In an official written statement, for example, the Florida Republican called the White House’s shift “inexplicable.”

“While business interests seeking to line their pockets, aided by the editorial page of The New York Times, have begun a significant campaign to paper over the facts about the regime in Havana, the reality is clear.”

It almost sounds as if Rubio thinks “business interests” – in this case, farmers and Rubio’s allies at the U.S. Chamber of Commerce – should accept limits on free enterprise, even as other countries trade with an American neighbor. Doesn’t the senator usually see “business interests” as “job creators”?

“But most importantly, the regime’s brutal treatment of the Cuban people has continued unabated. Dissidents are harassed, imprisoned and even killed. Access to information is restricted and controlled by the regime.”

Right, and that’s after 54 years of the exact same U.S. policy. How many more decades of a failed policy would Rubio recommend to improve the conditions of the Cuban people? Isn’t it at least possible that Cubans will benefit better relations and expanded opportunities with the United States?

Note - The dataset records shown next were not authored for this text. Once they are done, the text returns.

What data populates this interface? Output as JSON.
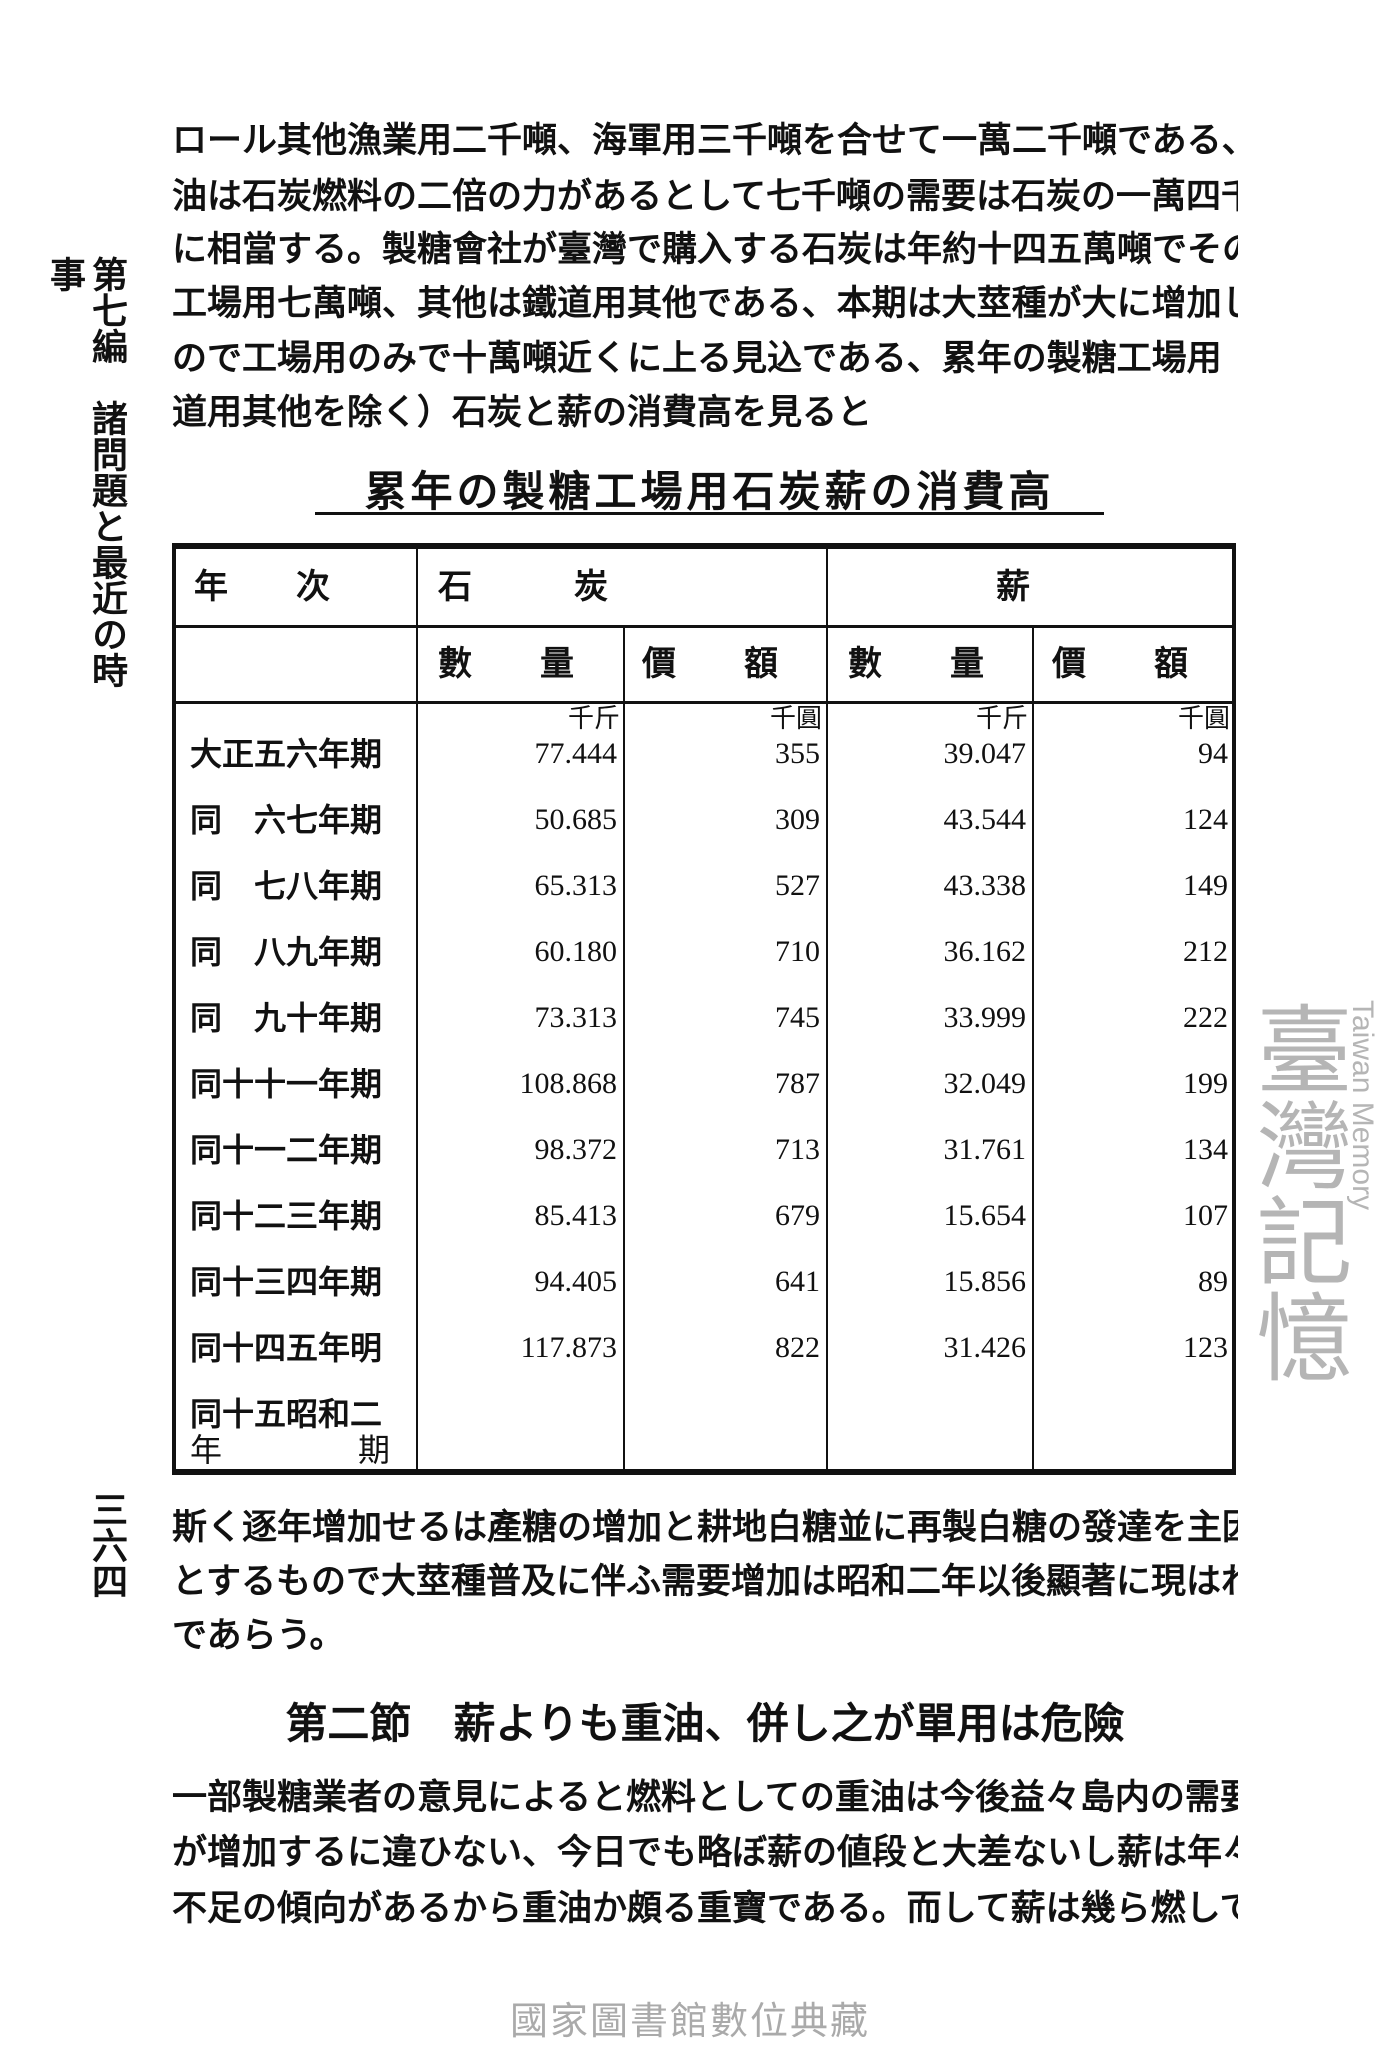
{
  "margin": {
    "chapter": "第七編　諸問題と最近の時事",
    "page_number": "三六四"
  },
  "para1": [
    "ロール其他漁業用二千噸、海軍用三千噸を合せて一萬二千噸である、重",
    "油は石炭燃料の二倍の力があるとして七千噸の需要は石炭の一萬四千噸",
    "に相當する。製糖會社が臺灣で購入する石炭は年約十四五萬噸でその内",
    "工場用七萬噸、其他は鐵道用其他である、本期は大莖種が大に增加した",
    "ので工場用のみで十萬噸近くに上る見込である、累年の製糖工場用（鐵",
    "道用其他を除く）石炭と薪の消費高を見ると"
  ],
  "table": {
    "title": "累年の製糖工場用石炭薪の消費高",
    "header": {
      "year": "年　　次",
      "coal": "石　　　炭",
      "wood": "薪",
      "quantity": "數　　量",
      "value": "價　　額"
    },
    "units": {
      "quantity": "千斤",
      "value": "千圓"
    },
    "rows": [
      {
        "year": "大正五六年期",
        "coal_qty": "77.444",
        "coal_val": "355",
        "wood_qty": "39.047",
        "wood_val": "94"
      },
      {
        "year": "同　六七年期",
        "coal_qty": "50.685",
        "coal_val": "309",
        "wood_qty": "43.544",
        "wood_val": "124"
      },
      {
        "year": "同　七八年期",
        "coal_qty": "65.313",
        "coal_val": "527",
        "wood_qty": "43.338",
        "wood_val": "149"
      },
      {
        "year": "同　八九年期",
        "coal_qty": "60.180",
        "coal_val": "710",
        "wood_qty": "36.162",
        "wood_val": "212"
      },
      {
        "year": "同　九十年期",
        "coal_qty": "73.313",
        "coal_val": "745",
        "wood_qty": "33.999",
        "wood_val": "222"
      },
      {
        "year": "同十十一年期",
        "coal_qty": "108.868",
        "coal_val": "787",
        "wood_qty": "32.049",
        "wood_val": "199"
      },
      {
        "year": "同十一二年期",
        "coal_qty": "98.372",
        "coal_val": "713",
        "wood_qty": "31.761",
        "wood_val": "134"
      },
      {
        "year": "同十二三年期",
        "coal_qty": "85.413",
        "coal_val": "679",
        "wood_qty": "15.654",
        "wood_val": "107"
      },
      {
        "year": "同十三四年期",
        "coal_qty": "94.405",
        "coal_val": "641",
        "wood_qty": "15.856",
        "wood_val": "89"
      },
      {
        "year": "同十四五年明",
        "coal_qty": "117.873",
        "coal_val": "822",
        "wood_qty": "31.426",
        "wood_val": "123"
      },
      {
        "year": "同十五昭和二",
        "year2a": "年",
        "year2b": "期",
        "coal_qty": "",
        "coal_val": "",
        "wood_qty": "",
        "wood_val": ""
      }
    ]
  },
  "para2": [
    "斯く逐年增加せるは產糖の增加と耕地白糖並に再製白糖の發達を主因",
    "とするもので大莖種普及に伴ふ需要增加は昭和二年以後顯著に現はれる",
    "であらう。"
  ],
  "heading": "第二節　薪よりも重油、併し之が單用は危險",
  "para3": [
    "一部製糖業者の意見によると燃料としての重油は今後益々島内の需要",
    "が增加するに違ひない、今日でも略ぼ薪の値段と大差ないし薪は年々",
    "不足の傾向があるから重油か頗る重寶である。而して薪は幾ら燃しても"
  ],
  "watermark": {
    "main": "臺灣記憶",
    "sub": "Taiwan Memory"
  },
  "footer": "國家圖書館數位典藏"
}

Rubio later said Obama’s moves “will tighten” the Castro regime’s grip on power “for decades.” I suppose that’s possible, but my follow-up question for the senator is simple: hasn’t the Castro regime already had a tight grip on power for decades? Has the old, ineffective U.S. policy weakened that grip in any way whatsoever?

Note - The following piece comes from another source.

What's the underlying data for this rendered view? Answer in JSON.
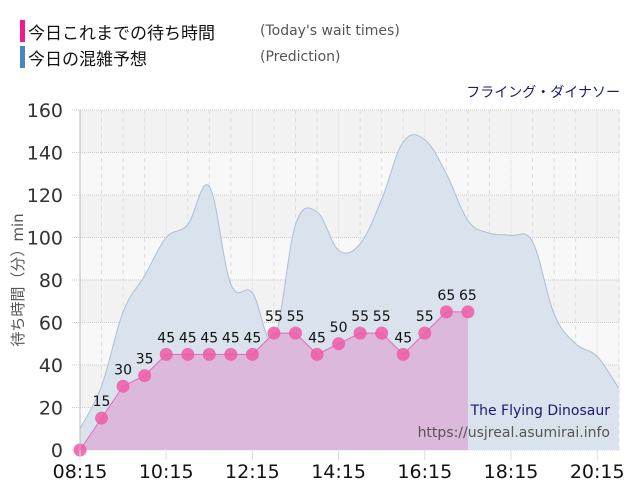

Rubio then raised concerns that normalized relations won’t address Cuba’s human rights record, which is an odd argument coming from a senator who was defending torture just last week.

The senator saved some of his most striking material for Fox News.

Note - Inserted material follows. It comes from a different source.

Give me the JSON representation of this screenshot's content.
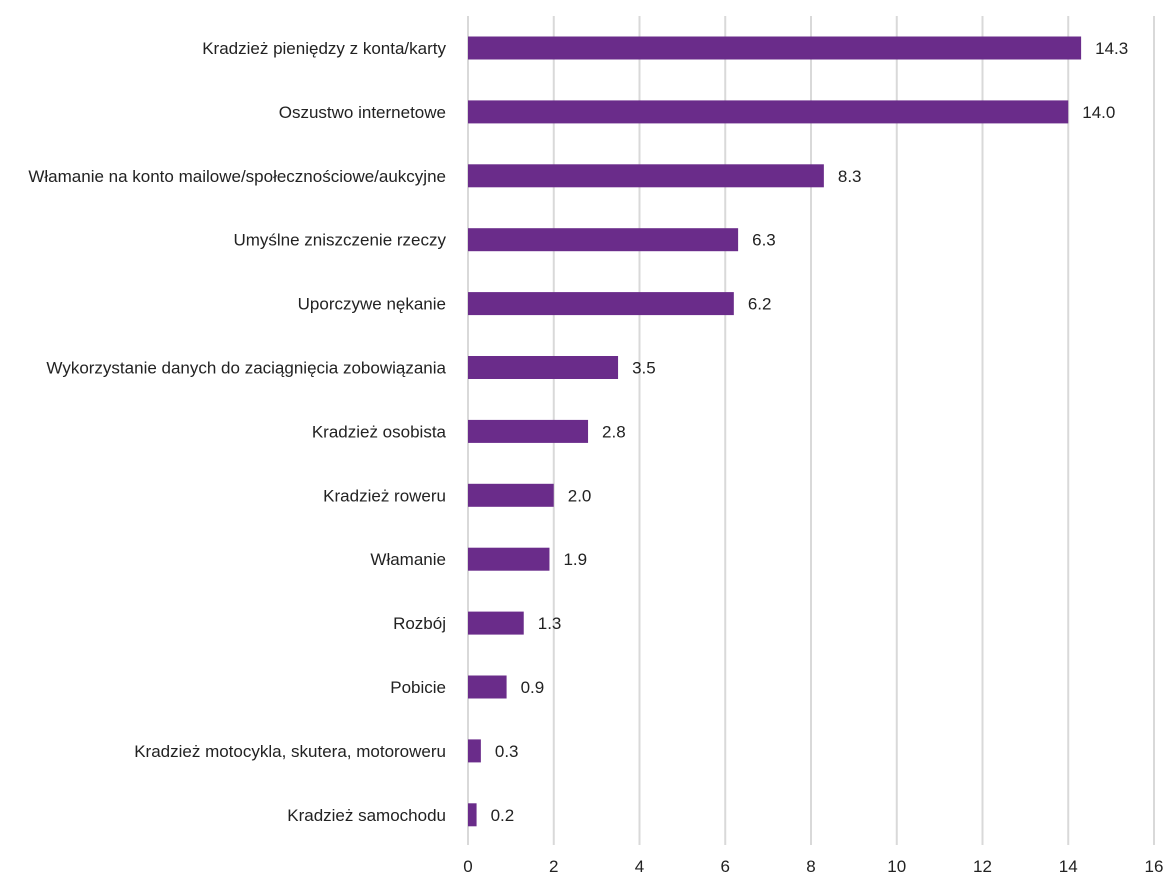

“At minimum, Barack Obama is the worst negotiator that we’ve had as president since at least Jimmy Carter, and maybe in the modern history of the country.”

Didn’t Jimmy Carter negotiate the Camp David Accords, one of the most sensitive and successful diplomatic endeavors of this generation? Couldn’t Rubio think of a less ridiculous comparison?

As if all of this wasn’t quite enough, the Floridian decided it’d also be a good idea to lecture the Pope.

Florida Sen. Marco Rubio (R) torched President Barack Obama’s new policy aimed at normalizing U.S. diplomatic relations with Cuba on Wednesday, and addressed Pope Francis’ support for the president’s move.

“My understanding is that the influence that His Holiness had was on the release of Mr. [Alan] Gross, which I’ve not criticized. As I said, I’m happy that he’s with the Cuban people [sic]. I would also ask His Holiness to take up the cause of freedom and democracy, which is critical for a free people — for a people to truly be free,” Rubio, a Catholic whose parents immigrated from Cuba to flee the Castro regime, told reporters.

Look, I realize that foreign policy obviously isn’t Marco Rubio’s strong suit. In September, when he called for a “permanent” U.S. troop presence in the Middle East, his entire argument seemed quite foolish. A month later, Rubio urged President Obama to follow a specific course against Islamic State militants, and then he complained bitterly when Obama did exactly what the senator suggested.

If Rubio is going to make this the centerpiece of a national campaign, he’s going to need a more persuasive pitch.